27 Juin 2006, 11:03am

Publié par Fabien Besnard

En 1999 j'ai rédigé un petit article se voulant humoristique, et dont l'intérêt n'échappera à personne. Il s'agissait de donner une réponse définitive à cette question éternelle : faut-il courir ou marcher pour être le moins mouillé sous la pluie ? Il y a 3 ans ces travaux de première importance avaient attiré l'attention de l'émission E=M6, toujours à l'affût de ce qui peut faire un bon sujet saisonnier de 50 secondes, coco. Les moyens considérables de la petite chaîne qui monte, en l'occurrence deux cobayes plus ou moins volontaires pour passer un après-midi à se faire doucher copieusement par des pompiers,  furent donc mis à la disposition de la science de pointe (votre serviteur, qui attend toujours qu'on lui rembourse le déplacement). Quant aux résultats ils dépassèrent mes espérances les plus folles. Après pesée de T-shirt mouillés, l'écart à la théorie fut de 10 % seulement !

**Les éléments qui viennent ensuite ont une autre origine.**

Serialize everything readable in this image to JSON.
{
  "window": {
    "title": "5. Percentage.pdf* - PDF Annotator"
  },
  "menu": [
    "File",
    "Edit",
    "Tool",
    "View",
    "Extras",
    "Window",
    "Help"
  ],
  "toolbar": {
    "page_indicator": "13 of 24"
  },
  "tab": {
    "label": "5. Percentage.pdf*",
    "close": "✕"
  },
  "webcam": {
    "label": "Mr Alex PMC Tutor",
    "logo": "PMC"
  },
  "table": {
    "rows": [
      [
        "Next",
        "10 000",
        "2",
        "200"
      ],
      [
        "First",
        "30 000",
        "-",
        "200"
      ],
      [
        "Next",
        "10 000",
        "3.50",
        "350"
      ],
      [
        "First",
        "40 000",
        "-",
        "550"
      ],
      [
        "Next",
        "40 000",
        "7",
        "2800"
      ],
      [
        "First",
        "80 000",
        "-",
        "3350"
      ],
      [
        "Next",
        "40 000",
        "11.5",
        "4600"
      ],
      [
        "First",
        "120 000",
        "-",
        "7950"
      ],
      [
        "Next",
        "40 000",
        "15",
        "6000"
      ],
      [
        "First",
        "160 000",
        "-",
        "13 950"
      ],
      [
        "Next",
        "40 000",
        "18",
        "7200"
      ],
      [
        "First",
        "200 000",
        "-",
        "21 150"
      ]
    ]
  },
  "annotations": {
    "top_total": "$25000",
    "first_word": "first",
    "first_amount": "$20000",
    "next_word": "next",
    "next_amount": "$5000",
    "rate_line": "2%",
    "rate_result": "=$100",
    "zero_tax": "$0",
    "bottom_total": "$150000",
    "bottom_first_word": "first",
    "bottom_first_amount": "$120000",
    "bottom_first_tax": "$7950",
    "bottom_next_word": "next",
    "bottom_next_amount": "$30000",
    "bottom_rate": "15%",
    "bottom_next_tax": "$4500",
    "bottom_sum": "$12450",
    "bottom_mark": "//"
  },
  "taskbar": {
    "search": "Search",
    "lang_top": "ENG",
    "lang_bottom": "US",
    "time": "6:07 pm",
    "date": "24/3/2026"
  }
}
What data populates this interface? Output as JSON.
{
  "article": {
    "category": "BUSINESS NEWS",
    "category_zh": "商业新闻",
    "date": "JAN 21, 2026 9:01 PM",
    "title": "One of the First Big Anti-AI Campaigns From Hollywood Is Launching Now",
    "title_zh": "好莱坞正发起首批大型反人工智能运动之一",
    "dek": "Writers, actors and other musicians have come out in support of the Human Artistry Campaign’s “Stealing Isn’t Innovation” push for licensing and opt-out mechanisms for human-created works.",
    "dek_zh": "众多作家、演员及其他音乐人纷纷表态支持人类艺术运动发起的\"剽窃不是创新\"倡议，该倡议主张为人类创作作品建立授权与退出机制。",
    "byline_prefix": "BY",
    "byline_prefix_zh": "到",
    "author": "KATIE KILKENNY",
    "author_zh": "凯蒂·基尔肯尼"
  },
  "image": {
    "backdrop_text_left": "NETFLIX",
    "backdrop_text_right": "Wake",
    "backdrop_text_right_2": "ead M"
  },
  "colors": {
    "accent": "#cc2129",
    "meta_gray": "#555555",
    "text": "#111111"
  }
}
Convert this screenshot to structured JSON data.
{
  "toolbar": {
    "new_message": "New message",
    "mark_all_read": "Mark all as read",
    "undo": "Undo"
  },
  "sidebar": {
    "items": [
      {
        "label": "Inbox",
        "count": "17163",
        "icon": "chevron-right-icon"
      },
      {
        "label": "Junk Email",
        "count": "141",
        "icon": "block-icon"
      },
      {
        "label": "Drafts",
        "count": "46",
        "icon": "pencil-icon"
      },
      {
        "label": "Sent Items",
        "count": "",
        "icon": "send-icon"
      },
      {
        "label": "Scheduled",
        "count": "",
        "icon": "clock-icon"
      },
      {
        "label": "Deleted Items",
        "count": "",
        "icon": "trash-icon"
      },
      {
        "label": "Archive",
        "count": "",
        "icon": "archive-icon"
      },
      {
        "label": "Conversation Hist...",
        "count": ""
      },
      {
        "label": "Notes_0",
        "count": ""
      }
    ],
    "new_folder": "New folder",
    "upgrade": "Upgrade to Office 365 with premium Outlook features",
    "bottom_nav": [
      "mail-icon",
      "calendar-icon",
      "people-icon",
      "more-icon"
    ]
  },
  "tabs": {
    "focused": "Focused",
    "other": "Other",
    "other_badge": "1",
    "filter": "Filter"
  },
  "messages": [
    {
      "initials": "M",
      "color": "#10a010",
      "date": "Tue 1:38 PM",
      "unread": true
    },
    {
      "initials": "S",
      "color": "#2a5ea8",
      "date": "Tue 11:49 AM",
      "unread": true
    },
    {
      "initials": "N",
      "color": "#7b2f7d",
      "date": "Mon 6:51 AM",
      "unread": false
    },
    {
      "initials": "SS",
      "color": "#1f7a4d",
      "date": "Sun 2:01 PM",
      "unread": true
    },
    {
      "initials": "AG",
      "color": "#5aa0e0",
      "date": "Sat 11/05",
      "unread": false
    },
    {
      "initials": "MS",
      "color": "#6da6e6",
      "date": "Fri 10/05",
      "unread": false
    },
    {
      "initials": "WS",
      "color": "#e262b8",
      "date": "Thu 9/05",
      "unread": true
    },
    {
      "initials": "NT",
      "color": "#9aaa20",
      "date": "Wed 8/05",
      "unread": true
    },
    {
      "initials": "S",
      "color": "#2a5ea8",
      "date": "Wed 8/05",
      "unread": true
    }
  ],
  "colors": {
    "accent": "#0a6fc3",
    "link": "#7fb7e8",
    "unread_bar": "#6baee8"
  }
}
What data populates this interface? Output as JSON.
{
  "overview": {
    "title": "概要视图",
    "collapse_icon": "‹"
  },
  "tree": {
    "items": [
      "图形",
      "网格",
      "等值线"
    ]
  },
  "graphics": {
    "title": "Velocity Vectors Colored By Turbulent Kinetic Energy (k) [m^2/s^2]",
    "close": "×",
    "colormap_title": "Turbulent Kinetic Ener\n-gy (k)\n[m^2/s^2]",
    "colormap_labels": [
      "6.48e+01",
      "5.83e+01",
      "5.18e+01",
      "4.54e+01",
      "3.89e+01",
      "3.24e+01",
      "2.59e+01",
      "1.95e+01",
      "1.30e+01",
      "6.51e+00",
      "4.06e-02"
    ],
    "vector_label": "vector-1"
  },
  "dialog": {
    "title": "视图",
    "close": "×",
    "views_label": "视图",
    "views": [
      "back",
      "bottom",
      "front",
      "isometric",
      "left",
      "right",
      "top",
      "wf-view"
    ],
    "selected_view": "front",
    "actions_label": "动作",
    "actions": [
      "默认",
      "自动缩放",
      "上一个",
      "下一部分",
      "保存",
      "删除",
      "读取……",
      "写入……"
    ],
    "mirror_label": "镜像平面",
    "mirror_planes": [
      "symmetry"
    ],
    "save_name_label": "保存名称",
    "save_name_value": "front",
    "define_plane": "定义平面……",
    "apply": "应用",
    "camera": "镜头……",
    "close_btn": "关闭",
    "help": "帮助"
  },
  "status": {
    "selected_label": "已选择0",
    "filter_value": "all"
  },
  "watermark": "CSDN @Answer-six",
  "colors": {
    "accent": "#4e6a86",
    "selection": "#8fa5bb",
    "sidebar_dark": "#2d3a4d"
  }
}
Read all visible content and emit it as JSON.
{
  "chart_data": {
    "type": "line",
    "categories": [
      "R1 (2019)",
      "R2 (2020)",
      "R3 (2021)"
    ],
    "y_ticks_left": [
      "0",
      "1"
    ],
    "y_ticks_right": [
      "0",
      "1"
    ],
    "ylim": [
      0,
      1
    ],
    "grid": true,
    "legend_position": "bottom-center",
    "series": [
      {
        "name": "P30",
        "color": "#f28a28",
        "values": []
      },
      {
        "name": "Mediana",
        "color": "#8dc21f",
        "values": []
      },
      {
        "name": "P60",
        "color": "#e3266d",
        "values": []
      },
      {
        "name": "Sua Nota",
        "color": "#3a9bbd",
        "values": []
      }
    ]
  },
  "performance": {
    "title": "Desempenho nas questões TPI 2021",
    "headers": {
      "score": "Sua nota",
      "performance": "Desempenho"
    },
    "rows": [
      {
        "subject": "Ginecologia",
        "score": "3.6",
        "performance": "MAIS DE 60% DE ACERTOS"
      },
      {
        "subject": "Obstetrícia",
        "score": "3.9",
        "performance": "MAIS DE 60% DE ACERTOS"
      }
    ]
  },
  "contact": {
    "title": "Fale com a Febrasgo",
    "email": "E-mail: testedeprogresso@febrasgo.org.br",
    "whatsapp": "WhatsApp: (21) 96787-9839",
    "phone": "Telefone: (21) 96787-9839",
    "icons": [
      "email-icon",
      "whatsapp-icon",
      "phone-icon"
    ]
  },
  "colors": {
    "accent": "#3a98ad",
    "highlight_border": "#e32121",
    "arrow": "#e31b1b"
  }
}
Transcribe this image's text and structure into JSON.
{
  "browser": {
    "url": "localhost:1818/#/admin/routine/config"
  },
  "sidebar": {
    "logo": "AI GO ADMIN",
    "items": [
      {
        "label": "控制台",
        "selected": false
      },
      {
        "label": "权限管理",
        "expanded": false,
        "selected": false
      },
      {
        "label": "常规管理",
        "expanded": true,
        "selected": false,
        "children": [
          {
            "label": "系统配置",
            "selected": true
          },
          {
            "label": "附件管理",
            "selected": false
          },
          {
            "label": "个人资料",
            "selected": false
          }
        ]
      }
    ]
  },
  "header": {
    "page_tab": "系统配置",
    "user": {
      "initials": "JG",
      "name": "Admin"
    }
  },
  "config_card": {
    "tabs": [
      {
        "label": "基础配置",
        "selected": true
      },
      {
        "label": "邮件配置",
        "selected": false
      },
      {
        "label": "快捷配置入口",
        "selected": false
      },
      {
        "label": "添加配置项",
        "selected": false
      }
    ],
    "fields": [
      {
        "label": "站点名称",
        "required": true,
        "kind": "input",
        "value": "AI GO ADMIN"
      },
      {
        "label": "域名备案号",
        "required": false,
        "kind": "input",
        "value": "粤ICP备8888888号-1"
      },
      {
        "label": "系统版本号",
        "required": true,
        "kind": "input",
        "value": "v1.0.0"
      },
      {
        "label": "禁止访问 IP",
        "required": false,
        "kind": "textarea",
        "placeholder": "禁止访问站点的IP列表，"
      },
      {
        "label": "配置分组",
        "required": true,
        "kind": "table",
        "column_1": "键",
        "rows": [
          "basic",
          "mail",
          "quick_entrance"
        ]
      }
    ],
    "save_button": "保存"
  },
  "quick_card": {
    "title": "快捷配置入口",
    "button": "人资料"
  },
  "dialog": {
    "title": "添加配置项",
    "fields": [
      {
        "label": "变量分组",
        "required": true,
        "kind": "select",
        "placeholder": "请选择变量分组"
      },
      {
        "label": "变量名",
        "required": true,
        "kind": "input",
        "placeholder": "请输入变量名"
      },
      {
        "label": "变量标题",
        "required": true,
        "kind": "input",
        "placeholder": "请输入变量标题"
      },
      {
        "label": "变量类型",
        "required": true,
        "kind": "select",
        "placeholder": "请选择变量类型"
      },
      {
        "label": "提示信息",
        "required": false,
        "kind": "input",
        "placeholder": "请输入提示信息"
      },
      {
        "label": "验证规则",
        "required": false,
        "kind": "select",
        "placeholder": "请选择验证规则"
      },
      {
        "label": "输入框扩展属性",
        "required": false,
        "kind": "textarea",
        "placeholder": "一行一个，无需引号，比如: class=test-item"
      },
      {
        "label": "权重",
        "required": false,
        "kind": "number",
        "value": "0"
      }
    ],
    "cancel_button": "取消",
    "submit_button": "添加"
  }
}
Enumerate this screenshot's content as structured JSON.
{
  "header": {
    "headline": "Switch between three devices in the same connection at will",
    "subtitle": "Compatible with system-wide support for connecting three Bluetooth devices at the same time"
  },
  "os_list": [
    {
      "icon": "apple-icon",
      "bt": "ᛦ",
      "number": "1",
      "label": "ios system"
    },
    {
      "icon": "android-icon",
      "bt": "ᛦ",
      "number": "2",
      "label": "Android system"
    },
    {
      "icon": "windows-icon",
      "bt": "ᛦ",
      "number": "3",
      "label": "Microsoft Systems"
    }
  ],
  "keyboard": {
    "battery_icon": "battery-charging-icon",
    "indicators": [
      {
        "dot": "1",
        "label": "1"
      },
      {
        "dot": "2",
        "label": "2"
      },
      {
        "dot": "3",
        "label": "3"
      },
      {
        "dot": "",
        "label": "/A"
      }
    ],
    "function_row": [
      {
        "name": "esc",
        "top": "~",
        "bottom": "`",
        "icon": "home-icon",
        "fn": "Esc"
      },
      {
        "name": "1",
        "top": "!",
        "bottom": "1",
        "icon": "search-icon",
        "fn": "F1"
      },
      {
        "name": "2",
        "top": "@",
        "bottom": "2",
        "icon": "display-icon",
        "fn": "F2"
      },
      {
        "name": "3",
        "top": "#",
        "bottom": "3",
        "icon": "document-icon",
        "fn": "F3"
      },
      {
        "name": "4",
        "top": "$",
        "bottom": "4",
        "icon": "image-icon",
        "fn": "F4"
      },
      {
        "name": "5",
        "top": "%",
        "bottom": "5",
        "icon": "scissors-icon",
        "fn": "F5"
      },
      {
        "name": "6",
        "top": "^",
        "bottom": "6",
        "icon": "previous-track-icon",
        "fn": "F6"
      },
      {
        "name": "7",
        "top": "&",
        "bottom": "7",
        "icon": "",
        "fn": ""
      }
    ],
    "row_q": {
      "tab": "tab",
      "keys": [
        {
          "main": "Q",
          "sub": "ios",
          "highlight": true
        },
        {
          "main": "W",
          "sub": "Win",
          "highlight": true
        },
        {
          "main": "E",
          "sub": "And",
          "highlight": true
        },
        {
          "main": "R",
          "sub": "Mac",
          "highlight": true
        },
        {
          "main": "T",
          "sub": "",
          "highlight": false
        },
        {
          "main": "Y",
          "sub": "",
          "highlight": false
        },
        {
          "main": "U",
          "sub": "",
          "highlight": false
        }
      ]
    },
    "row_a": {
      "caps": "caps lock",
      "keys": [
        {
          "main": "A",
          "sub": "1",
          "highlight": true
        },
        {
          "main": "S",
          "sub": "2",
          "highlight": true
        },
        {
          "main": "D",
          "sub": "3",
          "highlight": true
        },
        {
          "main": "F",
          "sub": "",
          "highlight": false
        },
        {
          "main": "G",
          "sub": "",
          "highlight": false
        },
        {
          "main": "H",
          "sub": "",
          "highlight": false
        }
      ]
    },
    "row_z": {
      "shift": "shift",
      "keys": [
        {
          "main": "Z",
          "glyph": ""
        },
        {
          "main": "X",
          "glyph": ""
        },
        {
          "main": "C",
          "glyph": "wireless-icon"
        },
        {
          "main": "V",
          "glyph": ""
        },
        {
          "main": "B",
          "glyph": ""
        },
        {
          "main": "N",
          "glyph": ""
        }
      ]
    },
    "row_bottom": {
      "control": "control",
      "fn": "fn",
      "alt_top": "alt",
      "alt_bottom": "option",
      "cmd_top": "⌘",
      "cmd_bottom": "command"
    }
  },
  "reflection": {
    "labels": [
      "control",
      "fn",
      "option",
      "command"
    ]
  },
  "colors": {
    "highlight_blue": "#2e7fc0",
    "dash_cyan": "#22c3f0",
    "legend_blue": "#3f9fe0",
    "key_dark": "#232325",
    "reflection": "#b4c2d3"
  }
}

Je pensais que des expériences d'une telle précision allaient clore définitivement le sujet, or il y a quelques jours je découvris avec stupéfaction un fil sur la question dans fr.sci.maths. Il semble que l'on s'intéresse encore à la chose, même en Amérique, où toujours à la pointe de la technologie, on a développé un petit calculateur permettant de déterminer avec précision la quantité de pluie reçue par un quidam pluviophobe. On notera que la formule à la base du calcul est tenue secrète, probablement pour des sombres histoires de royalties et de complexe militaro-industriel, tandis que la mienne est depuis longtemps dans le domaine public. Quel journaliste aura le courage de dénoncer ce scandale au moins équivalent à celui de la pseudo-découverte du virus du Sida par Gallo ? Mais que les yankees se rassurent (car je sens qu'ils tremblent) je ne porterai pas plainte, car moi je ne travaille pas pour quelques poignées de dollars, non, moi j'oeuvre seulement au bien de l'humanité, et à sa défense contre l'humidité.

Néanmoins, je tiens à affirmer ma priorité en cas de prix Ig-Nobel, même si je crains que les recherches en pluvio-physique ne soient pas tout à fait assez débiles pour recevoir une telle distinction. En effet, la concurrence est rude en terme de recherche stupide, puisque, comme on l'apprend dans l'excellent "Au fond du labo à gauche" d'Edouard Launet, en 2000 un chercheur britannique, Richard Stone, a réussi à convaincre l'armée de mettre à sa disposition un patrouilleur brise-glace avec à son bord deux hélicoptères de type Lynx pour répondre à cette taraudante question : est-ce que oui ou non les manchots se cassent la gueule quand ils regardent passer les avions ? La réponse est non.  Respect.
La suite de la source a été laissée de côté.